Povo: conjunto de pessoas que são unidas pelo vinculo de nacionalidade ou cidadania

Território: considera-se o espaço geográfico sob o poder do Estado, inclui o solo e subsolo terrestres e os espaços aéreo e marítimo

Soberania: considera-se o poder supremo do Estado sobre o povo e o território.

Ao Estado são tradicionalmente atribuídas 3 funções:

Legislativa: consiste na elaboração das leis

Executiva: consiste na execução das leis pondo-as em prática

Judicial: ocupa-se da resolução de conflitos

Podemos acrescentar uma 4ª função política.

O Estado na atualidade tem também em consideração a satisfação dos interesses coletivos. Desta forma o Estado tem 2 áreas fundamentais de intervenção, a social e a económica.

Na sua função social: O Estado procura garantir o bem-estar de todos os indivíduos, dando importância aos mais desfavorecidos, fornecendo os serviços essenciais, como a saúde ou a educação, e concedendo subsídios.

Função económica: atua como dinamizador ou regulador da atividade económica da nação.

Os poderes e competências do estado são atribuidos aos seus órgãos de soberania. De acordo com o artigo 110º da Consituição da República, os órgãos de soberania que exercem as funções legislativa, executiva, judicial e politica são:

  • o Presidente da República;
  • a Assembleia da República
  • o Governo
  • os Tribunais

Segundo o artigo 118º da CRP, que define o princípio da renovação, ninguém pode exercer a título vitalício qualquer cargo político. O artigo 123º da mesma Constituição define um limite máximo de 2 mandatos no que se refere à reeligibilidade dos órgãos de soberania, Por outro lado, o artigo 111º menciona a necessidade de separação de poderes e interdependência.

Sector Público

O Sector publico é  que trata dos assuntos de interesse geral do pais, tendo como objetivo a máxima satisfação das necessidades coletivas sem ter fins lucrativos.

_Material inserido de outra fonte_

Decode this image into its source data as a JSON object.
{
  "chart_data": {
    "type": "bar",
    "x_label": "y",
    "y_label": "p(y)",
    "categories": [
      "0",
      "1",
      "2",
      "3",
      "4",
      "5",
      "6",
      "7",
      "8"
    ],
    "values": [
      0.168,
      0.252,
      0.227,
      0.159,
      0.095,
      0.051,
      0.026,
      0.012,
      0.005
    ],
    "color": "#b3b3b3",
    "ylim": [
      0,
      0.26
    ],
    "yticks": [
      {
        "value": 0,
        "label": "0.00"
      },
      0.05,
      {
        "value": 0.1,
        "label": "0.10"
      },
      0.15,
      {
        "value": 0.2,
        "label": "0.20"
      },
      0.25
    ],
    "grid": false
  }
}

O Estado desenvolve essencialmente dois tipos de tarefas.

As atividades clássicas relacionadas com a satisfação das necessidades coletivas como a justiça, a segurança, saúde e educação e as atividades de produção de bens e serviços que se equipara ao sector produtivo privado.

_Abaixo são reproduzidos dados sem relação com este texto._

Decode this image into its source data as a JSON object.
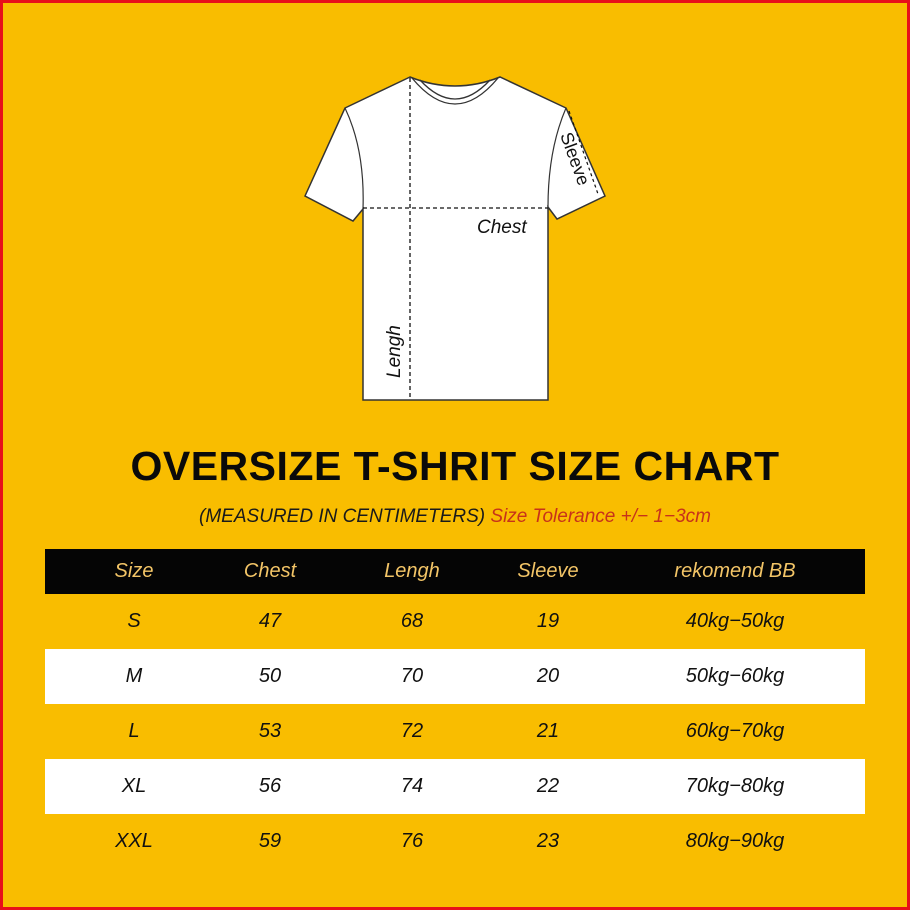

Desta forma o sector público decompõe-se em dois.

O Setor Público Administrativo (SPA) e o Sector Empresarial do Estado (SEE).

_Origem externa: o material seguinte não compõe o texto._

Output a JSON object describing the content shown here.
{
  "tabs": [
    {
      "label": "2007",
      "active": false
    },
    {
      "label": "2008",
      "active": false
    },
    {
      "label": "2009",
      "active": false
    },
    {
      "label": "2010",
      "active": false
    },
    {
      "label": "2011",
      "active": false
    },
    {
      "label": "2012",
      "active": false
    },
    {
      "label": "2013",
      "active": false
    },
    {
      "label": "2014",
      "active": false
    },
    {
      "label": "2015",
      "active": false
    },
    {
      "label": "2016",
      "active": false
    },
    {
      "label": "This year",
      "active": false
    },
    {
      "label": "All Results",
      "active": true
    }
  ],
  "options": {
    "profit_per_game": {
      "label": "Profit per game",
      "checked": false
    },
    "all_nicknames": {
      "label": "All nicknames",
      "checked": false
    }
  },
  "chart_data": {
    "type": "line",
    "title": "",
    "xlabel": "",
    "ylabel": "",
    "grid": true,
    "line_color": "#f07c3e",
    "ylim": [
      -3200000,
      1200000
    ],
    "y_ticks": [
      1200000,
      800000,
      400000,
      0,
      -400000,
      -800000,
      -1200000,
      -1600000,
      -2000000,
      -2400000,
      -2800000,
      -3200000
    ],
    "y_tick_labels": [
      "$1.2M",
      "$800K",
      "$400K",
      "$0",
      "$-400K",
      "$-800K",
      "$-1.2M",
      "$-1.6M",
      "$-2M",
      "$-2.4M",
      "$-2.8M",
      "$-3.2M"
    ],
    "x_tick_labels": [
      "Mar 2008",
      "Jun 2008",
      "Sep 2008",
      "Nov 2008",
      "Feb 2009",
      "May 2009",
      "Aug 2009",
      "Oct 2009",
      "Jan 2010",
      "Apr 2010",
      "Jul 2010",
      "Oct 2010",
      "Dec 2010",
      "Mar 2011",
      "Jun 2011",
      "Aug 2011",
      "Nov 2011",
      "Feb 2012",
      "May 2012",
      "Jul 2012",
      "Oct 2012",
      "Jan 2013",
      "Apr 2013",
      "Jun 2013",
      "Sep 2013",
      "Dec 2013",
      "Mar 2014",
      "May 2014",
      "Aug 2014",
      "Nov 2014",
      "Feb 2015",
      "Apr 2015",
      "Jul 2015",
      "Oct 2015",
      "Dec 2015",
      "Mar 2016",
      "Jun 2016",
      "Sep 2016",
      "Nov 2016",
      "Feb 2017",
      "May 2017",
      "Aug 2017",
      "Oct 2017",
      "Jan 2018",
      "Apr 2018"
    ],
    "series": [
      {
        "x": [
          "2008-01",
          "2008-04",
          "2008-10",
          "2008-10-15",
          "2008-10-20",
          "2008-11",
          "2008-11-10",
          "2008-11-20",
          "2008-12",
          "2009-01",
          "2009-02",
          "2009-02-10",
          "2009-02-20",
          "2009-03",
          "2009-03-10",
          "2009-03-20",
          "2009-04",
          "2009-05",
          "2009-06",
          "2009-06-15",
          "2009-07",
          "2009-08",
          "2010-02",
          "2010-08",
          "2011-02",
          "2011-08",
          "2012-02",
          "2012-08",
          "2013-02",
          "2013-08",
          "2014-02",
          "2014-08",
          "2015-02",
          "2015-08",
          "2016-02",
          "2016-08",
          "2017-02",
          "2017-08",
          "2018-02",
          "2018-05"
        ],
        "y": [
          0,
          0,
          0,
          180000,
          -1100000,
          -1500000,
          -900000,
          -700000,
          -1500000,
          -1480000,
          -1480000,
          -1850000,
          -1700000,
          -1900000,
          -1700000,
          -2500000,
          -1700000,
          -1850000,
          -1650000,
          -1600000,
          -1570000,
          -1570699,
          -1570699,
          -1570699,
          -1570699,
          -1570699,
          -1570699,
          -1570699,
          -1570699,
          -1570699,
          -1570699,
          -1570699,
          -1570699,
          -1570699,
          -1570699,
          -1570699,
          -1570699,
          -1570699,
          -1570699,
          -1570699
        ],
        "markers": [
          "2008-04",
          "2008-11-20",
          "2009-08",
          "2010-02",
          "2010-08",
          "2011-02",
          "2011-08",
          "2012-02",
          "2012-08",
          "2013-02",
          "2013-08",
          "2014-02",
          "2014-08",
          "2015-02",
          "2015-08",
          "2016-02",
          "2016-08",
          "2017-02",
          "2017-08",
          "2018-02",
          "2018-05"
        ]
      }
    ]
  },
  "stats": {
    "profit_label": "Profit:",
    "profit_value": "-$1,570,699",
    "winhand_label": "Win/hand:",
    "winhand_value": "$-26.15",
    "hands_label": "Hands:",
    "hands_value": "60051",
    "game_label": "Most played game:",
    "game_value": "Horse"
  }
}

O Sector Público Administrativo ou Administração Pública trata os assuntos de interesse geral do país, visando a máxima satisfação das necessidades coletivas e não tendo fins lucrativos. O SPA procede à redistribuição do rendimento através da utilização dos impostos, taxas e contribuições obrigatórias entregues pelos cidadãos. Neste sector incluímos a Administração Central com os ministérios e as direções gerais, a Administração Local autarquias e a Segurança Social

O Sector Empresarial do Estado é o sector produtivo do Estado, engloba as empresas por ele detidas total ou maioritariamente.

Após o 25 de Abril de 1974, deu-se um processo maciço de nacionalizações. A partir de 1978, o processo começou a inverter-se e algumas empresas que haviam sido nacionalizadas foram, então, devolvidas aos donos. Por outro lado, enquanto se preparava a revisão constitucional de 1989, o Estado foi privatizando até 49% do capital de algumas empresas públicas, sendo o limite máximo permitido até então.

Depois da revisão da Constituição em 1989 passou a ser possível fazer privatizações a 100% do capital. Presentemente, a tendência é de se reduzir a intervenção do Estado e do seu setor empresarial.